There are so many stages in the execution, however, the node failures can be recovered from the logs, memory state, and on-disk state. It is truely very complex, and implementation and validation are on-going.
Thanks for your constructive questions! We are glad to receive your valuable feedbacks:)
Hi, Can Ma. Thanks for providing these clarifications, and thanks even more for the interesting work behind them. If you don't mind, I'd like to follow up further on a couple of points.
(1) If xTable provides query-like operations to find a single cell, how would you compare Pomegranate to some of the database-backed filesystems such as Oracle's DBFS?
(3) I mean no offense to you or ext3's authors, but ext3 sets a pretty low standard in terms of data protection. For a production environment, I and many others would demand something significantly better. Given the I/O rates that are common even on cheap commodity systems nowadays, a five-second window is often unacceptably large.
(4) That seems like a sound approach to directory listing, not entirely dissimilar to how I handled the same issue in VoldFS. How do you deal with uneven distribution of entries e.g. when files are created in lexical order?
(5) If there's one thing I'd like to remove from the POSIX spec, it's rename across directories. Renames within a directory are reasonable enough, but renames (really moves) across directories are very difficult to implement well and it's not worth it because all sane applications already avoid them or have their own way to deal with EXDEV failures when the directories are on separate mountpoints.
(P.S. I responded to Juri over at my site because that question was about my own work rather than Can Ma's.)
Thanks Jeff. The approach of directory listing in VoldFS is interesting.
1) I think the most important difference between Pomegranate and traditional database-backed file systems is that Pomegranate may be more scalable. It is difficult to scale a thick ACID DB. Meanwhile, the metadata and tiny file services of file system are very latency sensitive. We expect the NoSQL manner that xTable adopts can be more lightweight than relational DBs. This is also the reason why supply a caching layer.
3) All right. Five-second guarantee maybe sufficient for desktops, it cannot satisfy strictly data reliability demands in production environments. In Pomegranate, we introduce the caching layer initially for serving read-dominant requests, e.g. the online photo service. In QZone's Photo Album (a popular photo service from Tencent), almost 100 million images are uploaded every day (about 1157 uploads per second). While, there are about 20,000 downloads served per second. A caching layer reduces the metadata query latency significantly. Moreover, these applications require more metadata consistency than strictly data reliability. For example, a missing photo can be re-uploaded by user, while inconsistent metadata will bore users.

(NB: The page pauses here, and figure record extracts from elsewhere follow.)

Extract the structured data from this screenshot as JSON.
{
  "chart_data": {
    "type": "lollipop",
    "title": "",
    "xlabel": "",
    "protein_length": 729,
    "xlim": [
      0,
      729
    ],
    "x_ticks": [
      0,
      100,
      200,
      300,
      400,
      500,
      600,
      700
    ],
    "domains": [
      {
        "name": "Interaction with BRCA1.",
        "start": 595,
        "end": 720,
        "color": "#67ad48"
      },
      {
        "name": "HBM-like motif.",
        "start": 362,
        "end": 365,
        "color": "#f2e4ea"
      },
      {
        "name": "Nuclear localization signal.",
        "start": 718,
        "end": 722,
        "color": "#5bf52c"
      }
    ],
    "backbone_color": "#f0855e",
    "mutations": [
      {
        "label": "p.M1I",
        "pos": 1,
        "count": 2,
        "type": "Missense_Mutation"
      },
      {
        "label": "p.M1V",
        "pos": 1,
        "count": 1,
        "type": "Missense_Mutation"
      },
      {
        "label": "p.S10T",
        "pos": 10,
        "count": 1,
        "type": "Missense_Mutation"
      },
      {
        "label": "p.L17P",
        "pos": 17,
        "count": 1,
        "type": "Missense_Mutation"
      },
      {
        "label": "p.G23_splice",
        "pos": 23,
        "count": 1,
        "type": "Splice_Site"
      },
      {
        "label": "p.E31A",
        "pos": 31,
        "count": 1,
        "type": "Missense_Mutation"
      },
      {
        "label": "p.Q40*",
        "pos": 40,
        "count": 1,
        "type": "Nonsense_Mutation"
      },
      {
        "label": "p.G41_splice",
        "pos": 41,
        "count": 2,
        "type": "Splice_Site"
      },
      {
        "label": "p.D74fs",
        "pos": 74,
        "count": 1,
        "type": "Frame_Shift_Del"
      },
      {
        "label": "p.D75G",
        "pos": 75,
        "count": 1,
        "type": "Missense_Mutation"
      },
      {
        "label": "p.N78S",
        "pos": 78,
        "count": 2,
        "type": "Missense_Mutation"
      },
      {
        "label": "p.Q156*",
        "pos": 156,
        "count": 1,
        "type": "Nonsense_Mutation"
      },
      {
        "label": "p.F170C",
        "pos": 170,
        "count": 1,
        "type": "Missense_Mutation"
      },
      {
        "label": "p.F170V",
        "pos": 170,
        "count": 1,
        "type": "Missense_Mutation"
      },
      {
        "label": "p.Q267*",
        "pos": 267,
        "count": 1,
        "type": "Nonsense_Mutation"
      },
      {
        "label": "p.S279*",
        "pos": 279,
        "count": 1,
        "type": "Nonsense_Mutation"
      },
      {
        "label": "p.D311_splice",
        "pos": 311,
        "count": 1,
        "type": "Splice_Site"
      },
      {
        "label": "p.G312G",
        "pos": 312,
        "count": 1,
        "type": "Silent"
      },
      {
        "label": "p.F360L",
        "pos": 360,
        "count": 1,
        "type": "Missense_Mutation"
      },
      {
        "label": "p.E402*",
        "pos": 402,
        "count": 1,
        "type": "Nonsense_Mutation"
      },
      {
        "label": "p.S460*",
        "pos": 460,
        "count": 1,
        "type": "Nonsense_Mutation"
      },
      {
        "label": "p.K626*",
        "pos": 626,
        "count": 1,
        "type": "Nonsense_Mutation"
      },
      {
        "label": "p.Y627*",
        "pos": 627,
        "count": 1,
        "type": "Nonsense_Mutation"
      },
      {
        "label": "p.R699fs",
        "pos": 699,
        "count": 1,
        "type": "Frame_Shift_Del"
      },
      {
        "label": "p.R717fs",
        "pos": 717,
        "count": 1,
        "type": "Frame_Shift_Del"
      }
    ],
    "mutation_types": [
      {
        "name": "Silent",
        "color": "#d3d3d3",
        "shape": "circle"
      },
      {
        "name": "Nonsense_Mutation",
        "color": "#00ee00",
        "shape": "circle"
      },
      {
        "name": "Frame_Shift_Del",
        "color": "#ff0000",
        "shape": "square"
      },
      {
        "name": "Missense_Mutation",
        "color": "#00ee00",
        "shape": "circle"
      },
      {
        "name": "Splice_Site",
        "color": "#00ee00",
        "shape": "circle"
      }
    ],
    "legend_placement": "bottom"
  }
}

4) For now, range queries in Pomegranate cannot be well handled. For uneven distribution of entries, we have tried many hash functions, such as murmurhash, to got a uniform value space from entry names. In our test, clients create files in pattern "client-xnet-test-[seqno of files]-[dir id]-[siteid]". Thus, all the file names look similar. We have observed that the hash value is evenly distributed on the cluster (except 2 or 3 nodes with fewer entries). The approaches used in VoldFS and Pomegranate are similar. File names are hashed for both quickly locating and uniform distribution. For range query, I think the B-tree-ish approach used in VoldFS is saner than the distributed extendible hash approach used in Pomegranate. By using an order preserving hash function F, it is fast to locate and iterate on the given range in B-tree. While, it is difficult to preserve the storage order of entries in EH even using hash F.
5) Yep, I agree with you.
Last news are from 2010... Is this project dead?